Homeworks

This information is currently also on the schedule.

Note that doing only the Homework examples is likely insufficient to gain practice and understanding. One learns by doing examples: this is true of all Math, but especially true of Probability and Ststistics. Examples other than the homework may be suggested on the schedule. The TA, Nick Basch will be doing many examples with you; usually in the Monday class.

Note also the information regarding homeworks on the Class home page.

Homeworks are only final at 11.30 a.m. on Wednesdays, ONE WEEK before homework is due. Up to that time, changes may be made. After that time, only ESSENTIAL changes will be made, and every effort will be made to inform students, usually via the class email.

Homework 1; Due 11.30 a.m. Wed January 13
LM: 2.2.22 (p31), 2.4.11 (p52), 2.4.28 (p61), 2.5.25 (p.85), 3.2.5 (p137), 3.2.19 (p147).
These are all examples that should be review.
The last three are review of geometric, binomial, and hypergeometric probabilities.

Homework 2; Due 11.30 a.m. Wed January 20
LM: 3.5.4, 3.5.7, 3.6.9, 3.6.12, 5.4.9, 5.4.18
The first four review expectations and variances.
The last two apply expectations and variances to ideas of estimation.
5.4.9: hint: first find E(Y).

Homework 3; Due 11.30 a.m. Wed January 27
LM 5.2.16 (P362): 5.2.23 (P.363): 5.4.2, 5.4.7, 5.4.10, (P.387); 5.7.2 (P.409)
P. 362; 5.2.16: Hint compute E(Y)
P. 363; 5.2.23: Look up formulas for E(X) and E(X^2).
P. 409; 5.7.2: You may assume E(Y^4) is finite for a Normal distribution.

Homework 4; Due 11.30 a.m. Friday, February 5
LM: 4.2.10 (P287), 4.2.26 (P292), 4.3.10 (P301), 3.12.5 (not (a)) (P261), 3.12.14 (P.266), 4.6.1 (P.332)
The first three review Poisson probabilities and processes, and normal approximations for Binomial.
The next two are about mgfs, and the last is about a Gamma r.v.
4.3.10: Use a continuity correction in (b): See Pp 296-7
3.12.5: do only parts (b), (c) and (d) -- we did not do (a) yet.

Homework 5; Due 11.30 a.m.
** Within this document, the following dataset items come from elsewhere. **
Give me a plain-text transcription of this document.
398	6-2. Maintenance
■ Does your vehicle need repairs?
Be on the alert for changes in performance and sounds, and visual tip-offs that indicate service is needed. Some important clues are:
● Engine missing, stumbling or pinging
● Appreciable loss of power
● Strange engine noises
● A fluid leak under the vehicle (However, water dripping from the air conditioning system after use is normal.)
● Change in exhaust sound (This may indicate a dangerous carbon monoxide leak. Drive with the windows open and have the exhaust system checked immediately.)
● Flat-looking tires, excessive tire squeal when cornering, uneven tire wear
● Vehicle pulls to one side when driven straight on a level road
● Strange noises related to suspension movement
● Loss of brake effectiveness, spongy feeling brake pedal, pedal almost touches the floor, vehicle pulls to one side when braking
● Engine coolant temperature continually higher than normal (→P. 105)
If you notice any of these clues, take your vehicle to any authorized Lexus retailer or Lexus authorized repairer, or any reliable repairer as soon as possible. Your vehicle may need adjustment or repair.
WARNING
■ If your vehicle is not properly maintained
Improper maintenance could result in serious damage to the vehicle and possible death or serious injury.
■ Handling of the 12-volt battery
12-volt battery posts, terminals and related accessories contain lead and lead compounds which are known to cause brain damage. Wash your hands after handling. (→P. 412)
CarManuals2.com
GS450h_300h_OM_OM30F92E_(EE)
Wed Feb 10
This is a half-homework-- for grading it will likely be paired with another half-homework later in the quarter
LM: 3.7.11 (P210); 3.7.22 (P213); 3.7.44 (P219).

Homework 6; Due 11.30 a.m. Wed Feb 17
LM: Pp 355-357; 5.2.4, 5.2.6, 5.2.9, 5.2.11, 5.2.12, 5.2.14
Note: If you differentiate the log-likelihood and find a single solution for the MLE you do not need to differentiate again to show it is a maximum.
PDF copy of hwk 6 questions

Homework 7; Due 11.30 a.m. Friday, February 26
Note; this is due on the FRIDAY after the midterm. However, it is strongly recommended that you look at 5.6.1 and 5.6.5 BEFORE the midterm.
LM: P. 405; 5.6.1, 5.6.2, 5.6.5 (These are on Sufficiency)
LM: P. 397; 5.5.2, 5.5.3, 5.5.4 (These are on efficiency) PDF copy of hwk 7 questions

Homework 8; Due 11.30 a.m. Wed Mar 3
This is a half-homework-- for grading it will paired with Hwk 5.
LM: P 376-379: 5.3.1, 5.3.10. 5.3.23. PDF copy of hwk 8 questions

Homework 9; Due 11.30 a.m. Friday Mar 12
LM: P 422-423; 5.8.1, 5.8.4, 5.8.5, 5.8.6, 5.8.7, 5.8.8 PDF copy of hwk 9 questions
Note: for these questions you will need to know that a beta pdf is proportional to x^(r-1).(1-x)^(s-1) on x in (0,1), and its mean is r/(s+r).
5.8.4: It is very bad terminology to call this an ``uninformative'' prior -- we may talk about why in class. However, otherwise, this question is good.
Suppose the data is the outcome of a single Binomial(n, theta) random variable.
For squared-error loss, the estimate is the posterior mean -- we will learn that in class, but maybe not until Wed mar 10.
5.8.5: Do only for the case 5.8.4. Again this terminology is VERY bad. What LM means is to consider the estimator which is the random variable of which your Bayes estimate is the outcome, and then see whether this estimator is unbiased/asymptotically-unbiased (in the regular non-Bayesian sense).
5.8.7: In the book's terminology W is the sufficient summary statistic, and we need to find the posterior pdf for theta given W=w.
5.8.8: For squared-error loss, the estimate is the posterior mean -- we will learn that in class, but maybe not until Wed mar 10.